Friday, April 24, 2009

The Blood of Babies

I heard about this while listening to Glenn Beck on the radio. It sounded a little out there so I decided to do a little investigation of my own.

The story on the radio was about a nurse in Minnesota filing a lawsuit against the collecting and saving of the blood taken from infants that is used to test for diseases. Minnesota along with all other forty-nine states have mandatory blood testing for infants born in the state. The blood is tested for certain diseases that can be caught early and prevent some of the complications that otherwise would go unnoticed until it was too late. Minnesota law reads that the blood samples are to be destroyed after testing for these diseases.

That doesn’t sound too far out of line. Many states may exceptions for religious reasons. Yes, some people don’t believe in giving blood or receiving transfusions. That’s a whole nother blog.

SIDE BAR ISSUE: In the state of Nebraska, they don’t make exceptions for religious reasons. One couple who stood against the tests for religious reasons felt the wrath of the government. They had birthed their child at home using a midwife. The child was doing fine. The parents went down to get a birth certificate and the problems began. While going through the court process, one brave judge felt he was above the law and ordered the police to enter their house and take the infant away by force. The mother who was nursing had the child taken away before she could finish feeding it. The police ignored the infants cried for food and his mother, the cries of the other children and the sobs of the mother begging to at least let her finish feeding her baby. The mother wasn’t allowed to pump her milk to be given to the infant.

The parents took the police, child protection and the judge to court. They sued for violation of their constitution right as parents. In the end, they won the case but little or nothing happened to the people in authority that abused their power by tramping over the parent’s rights.
The original story is about the hospitals in Minnesota performing the blood tests that are required by law and then not destroying the samples. A lawsuit was brought and the presiding judge ruled that the blood samples had to be destroyed. The defendants say that they weren’t going to destroy them and then appeal the judge’s order. It turns out that the court of appeals judge also ruled that they blood samples had to be destroyed. Once again the defendant refused to destroy the samples. They are currently trying to get a law passed preventing them from being destroyed.
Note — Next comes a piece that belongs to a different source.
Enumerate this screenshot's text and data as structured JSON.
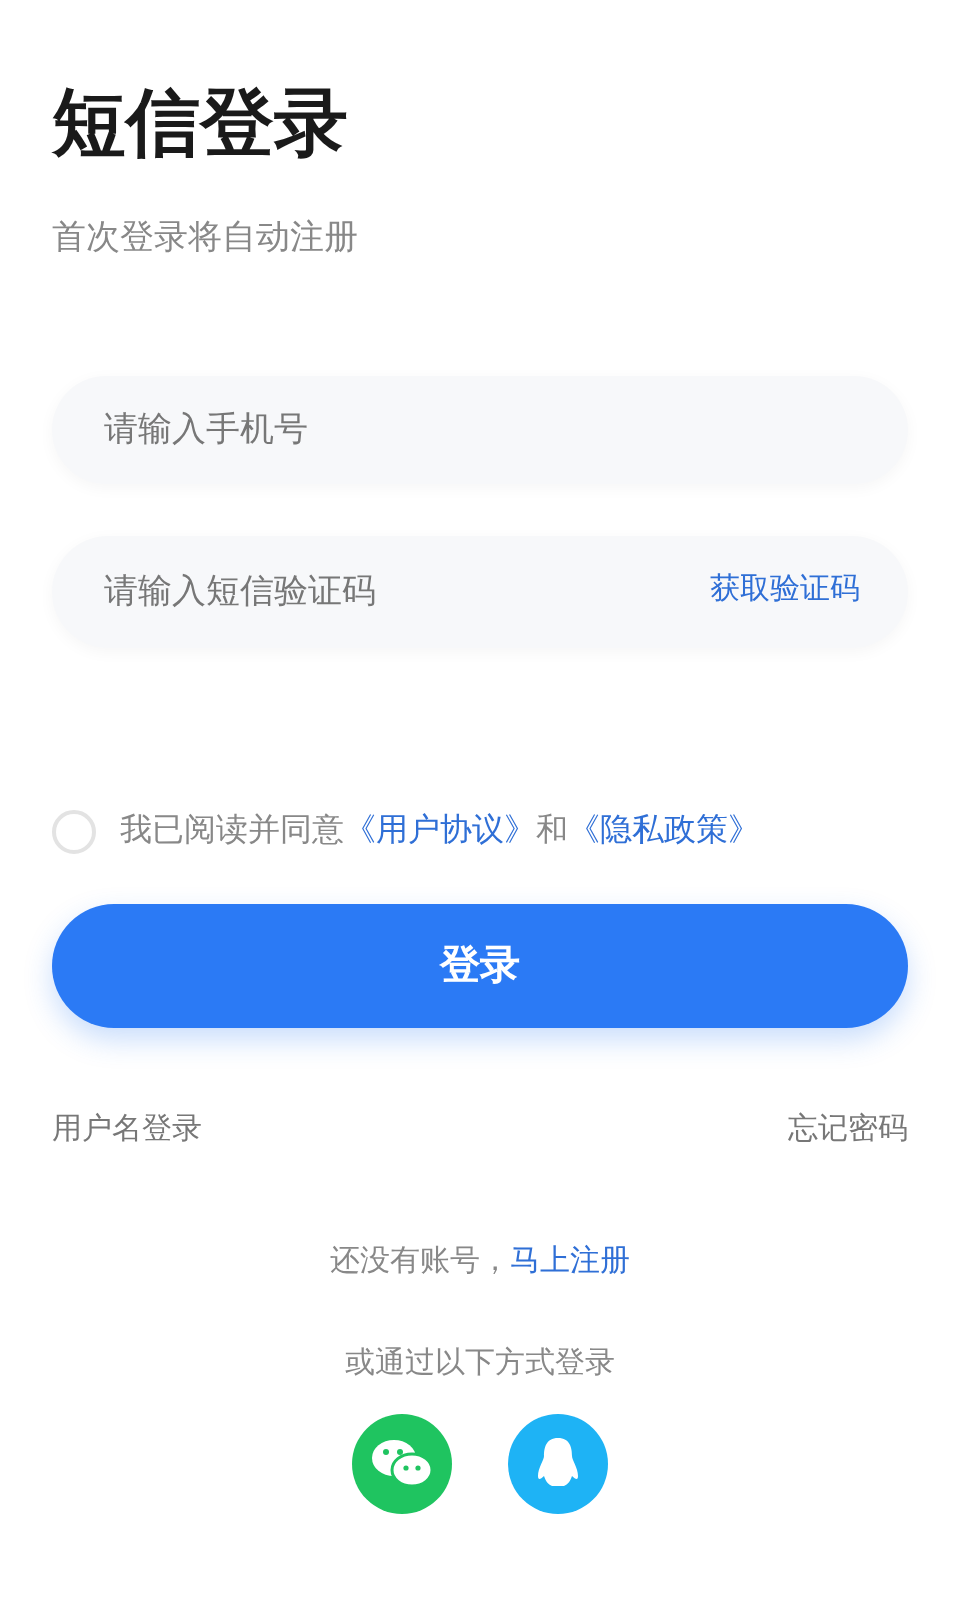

The defendants have been violation the state law for the past ten years.

http://www.texascivilrightsproject.org/?p=1096

Once on the net I discover another similar case going on in Texas. They are "claiming they have unlawfully and deceptively collected blood samples from their children at time of birth and stored those samples indefinitely for undisclosed research purposes, without plaintiffs’ knowledge or consent."

Why the big fuss over a few drops of blood taken because of a mandatory law? "The suit also claims that the agencies violate standard, mandatory medical research protocols of obtaining informed consent from subjects before they are studied, using a method that clearly explains to them all the privacy ramifications."
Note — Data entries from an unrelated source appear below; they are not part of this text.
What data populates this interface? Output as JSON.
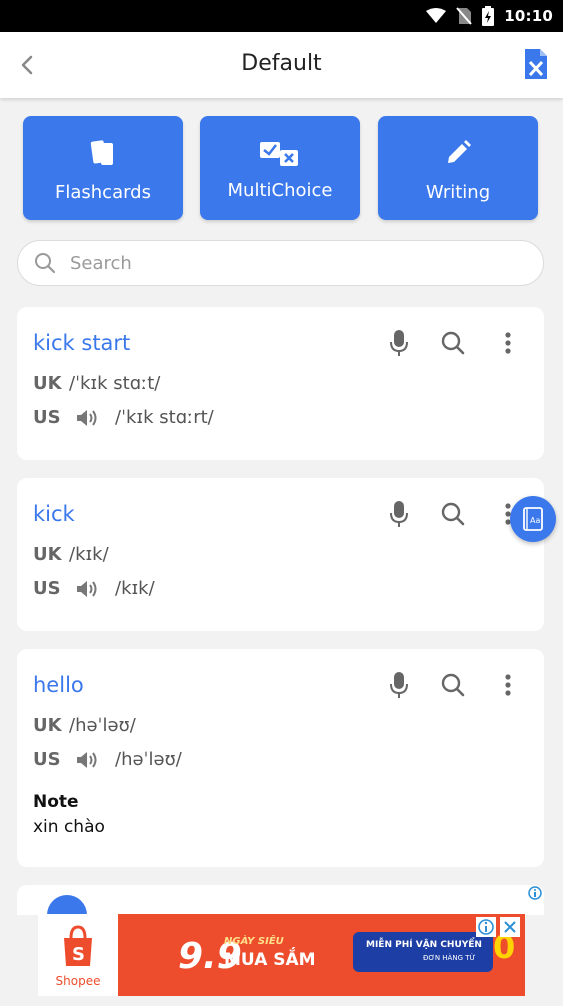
{
  "status_bar": {
    "time": "10:10"
  },
  "app_bar": {
    "title": "Default"
  },
  "modes": [
    {
      "label": "Flashcards"
    },
    {
      "label": "MultiChoice"
    },
    {
      "label": "Writing"
    }
  ],
  "search": {
    "placeholder": "Search",
    "value": ""
  },
  "cards": [
    {
      "word": "kick start",
      "uk_label": "UK",
      "uk_ipa": "/ˈkɪk stɑːt/",
      "us_label": "US",
      "us_ipa": "/ˈkɪk stɑːrt/"
    },
    {
      "word": "kick",
      "uk_label": "UK",
      "uk_ipa": "/kɪk/",
      "us_label": "US",
      "us_ipa": "/kɪk/"
    },
    {
      "word": "hello",
      "uk_label": "UK",
      "uk_ipa": "/həˈləʊ/",
      "us_label": "US",
      "us_ipa": "/həˈləʊ/",
      "note_label": "Note",
      "note_text": "xin chào"
    }
  ],
  "ad": {
    "brand": "Shopee",
    "big": "9.9",
    "small_top": "NGÀY SIÊU",
    "sale": "MUA SẮM",
    "free_ship": "MIỄN PHÍ VẬN CHUYỂN",
    "order_from": "ĐƠN HÀNG TỪ",
    "zero": "0"
  },
  "colors": {
    "accent": "#3a78ec",
    "background": "#f2f2f2",
    "status_bar": "#000000",
    "ad_brand": "#ee4d2d"
  }
}
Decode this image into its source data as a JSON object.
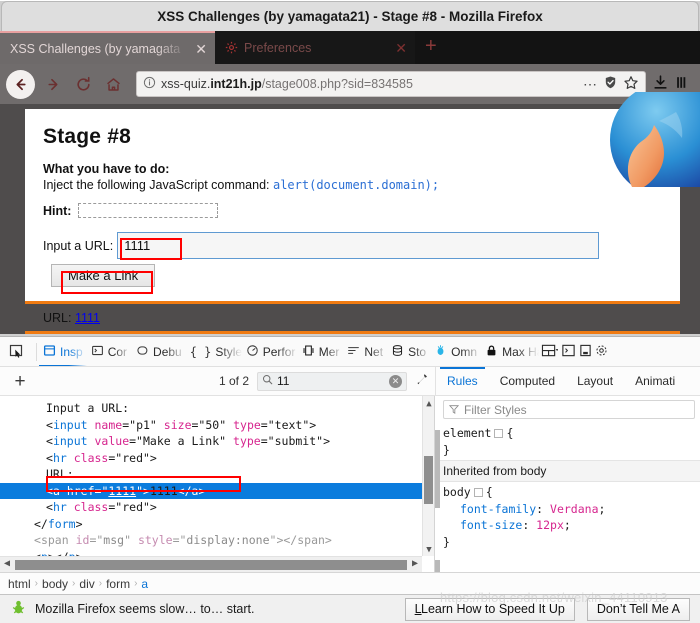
{
  "window": {
    "title": "XSS Challenges (by yamagata21) - Stage #8 - Mozilla Firefox"
  },
  "tabs": [
    {
      "title": "XSS Challenges (by yamagata",
      "close": "✕",
      "active": true,
      "favicon": "none"
    },
    {
      "title": "Preferences",
      "close": "✕",
      "active": false,
      "favicon": "gear-icon"
    }
  ],
  "new_tab_label": "+",
  "navbar": {
    "back_icon": "←",
    "forward_icon": "→",
    "reload_icon": "⟳",
    "home_icon": "⌂",
    "info_icon": "ⓘ",
    "url_prefix": "xss-quiz.",
    "url_host": "int21h.jp",
    "url_path": "/stage008.php?sid=834585",
    "menu_icon": "…",
    "shield_icon": "shield",
    "star_icon": "☆",
    "download_icon": "⬇",
    "library_icon": "library"
  },
  "page": {
    "stage_title": "Stage #8",
    "todo_heading": "What you have to do:",
    "todo_text": "Inject the following JavaScript command: ",
    "todo_code": "alert(document.domain);",
    "hint_label": "Hint:",
    "hint_value": "",
    "input_label": "Input a URL:",
    "input_value": "1111",
    "input_placeholder": "",
    "submit_label": "Make a Link",
    "result_label": "URL: ",
    "result_link": "1111"
  },
  "devtools": {
    "picker_icon": "element-picker-icon",
    "tabs": [
      {
        "label": "Insp",
        "full": "Inspector",
        "icon": "inspector-icon",
        "active": true
      },
      {
        "label": "Cor",
        "full": "Console",
        "icon": "console-icon",
        "active": false
      },
      {
        "label": "Debu",
        "full": "Debugger",
        "icon": "debugger-icon",
        "active": false
      },
      {
        "label": "Style",
        "full": "Style Editor",
        "icon": "style-editor-icon",
        "active": false
      },
      {
        "label": "Perfor",
        "full": "Performance",
        "icon": "performance-icon",
        "active": false
      },
      {
        "label": "Mer",
        "full": "Memory",
        "icon": "memory-icon",
        "active": false
      },
      {
        "label": "Net",
        "full": "Network",
        "icon": "network-icon",
        "active": false
      },
      {
        "label": "Sto",
        "full": "Storage",
        "icon": "storage-icon",
        "active": false
      },
      {
        "label": "Omn",
        "full": "Omnibug",
        "icon": "omnibug-icon",
        "active": false
      },
      {
        "label": "Max Ha",
        "full": "Max HAR",
        "icon": "lock-icon",
        "active": false
      }
    ],
    "right_icons": [
      "layout-toggle-icon",
      "dock-side-icon",
      "dock-bottom-icon",
      "settings-icon"
    ],
    "search": {
      "add_node_label": "+",
      "match_count": "1 of 2",
      "value": "11",
      "placeholder": "Search HTML",
      "search_icon": "search-icon",
      "clear_icon": "✕",
      "eyedropper_icon": "eyedropper-icon"
    },
    "markup": [
      {
        "indent": 1,
        "type": "text",
        "content": "Input a URL:"
      },
      {
        "indent": 1,
        "type": "tag",
        "tag": "input",
        "attrs": [
          [
            "name",
            "p1"
          ],
          [
            "size",
            "50"
          ],
          [
            "type",
            "text"
          ]
        ]
      },
      {
        "indent": 1,
        "type": "tag",
        "tag": "input",
        "attrs": [
          [
            "value",
            "Make a Link"
          ],
          [
            "type",
            "submit"
          ]
        ]
      },
      {
        "indent": 1,
        "type": "tag",
        "tag": "hr",
        "attrs": [
          [
            "class",
            "red"
          ]
        ]
      },
      {
        "indent": 1,
        "type": "text",
        "content": "URL:"
      },
      {
        "indent": 1,
        "type": "anchor",
        "tag": "a",
        "attrs": [
          [
            "href",
            "1111"
          ]
        ],
        "inner": "1111",
        "selected": true
      },
      {
        "indent": 1,
        "type": "tag",
        "tag": "hr",
        "attrs": [
          [
            "class",
            "red"
          ]
        ]
      },
      {
        "indent": 2,
        "type": "close",
        "tag": "form"
      },
      {
        "indent": 2,
        "type": "greytag",
        "tag": "span",
        "attrs": [
          [
            "id",
            "msg"
          ],
          [
            "style",
            "display:none"
          ]
        ],
        "inner": ""
      },
      {
        "indent": 2,
        "type": "pair",
        "tag": "p",
        "inner": ""
      }
    ],
    "rules_tabs": [
      {
        "label": "Rules",
        "active": true
      },
      {
        "label": "Computed",
        "active": false
      },
      {
        "label": "Layout",
        "active": false
      },
      {
        "label": "Animati",
        "active": false
      }
    ],
    "rules": {
      "filter_placeholder": "Filter Styles",
      "filter_icon": "filter-icon",
      "blocks": [
        {
          "selector": "element",
          "open": "{",
          "close": "}",
          "declarations": []
        },
        {
          "header": "Inherited from body"
        },
        {
          "selector": "body",
          "open": "{",
          "close": "}",
          "declarations": [
            {
              "prop": "font-family",
              "value": "Verdana"
            },
            {
              "prop": "font-size",
              "value": "12px"
            }
          ]
        }
      ]
    },
    "breadcrumb": [
      {
        "label": "html",
        "active": false
      },
      {
        "label": "body",
        "active": false
      },
      {
        "label": "div",
        "active": false
      },
      {
        "label": "form",
        "active": false
      },
      {
        "label": "a",
        "active": true
      }
    ],
    "breadcrumb_sep": "›"
  },
  "notification": {
    "icon": "firefox-slow-icon",
    "message": "Mozilla Firefox seems slow… to… start.",
    "primary_label": "Learn How to Speed It Up",
    "secondary_label": "Don’t Tell Me A"
  },
  "watermark": "https://blog.csdn.net/weixin_44110913",
  "colors": {
    "accent_blue": "#0a74d6",
    "selection_blue": "#0b7cdd",
    "annotation_red": "#ff0000",
    "hr_orange": "#f07b12",
    "link_blue": "#0000ee",
    "code_blue": "#2b6fd4",
    "attr_pink": "#d6258e"
  }
}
Are these crazies who want to stop testing infants? "The Plaintiffs do not object to the state’s mandated newborn screening program so long as safeguards are in place to destroy an infant’s samples within a reasonable period."

The government, "They claim they are doing some kind of ‘research,’ but to do research you don’t need to have the blood and genetic material from everyone in society. This raises the specter of a DNA data bank, which can too easily be matched with other personal information the government collects, such as social security numbers and fingerprints."

What would be the purpose of a DNA Data bank?

What are the opportunities of abuse?

1 comment:

  1. Maybe I don't understand the problem but what is the big deal? Sounds like a black helicopter sighting.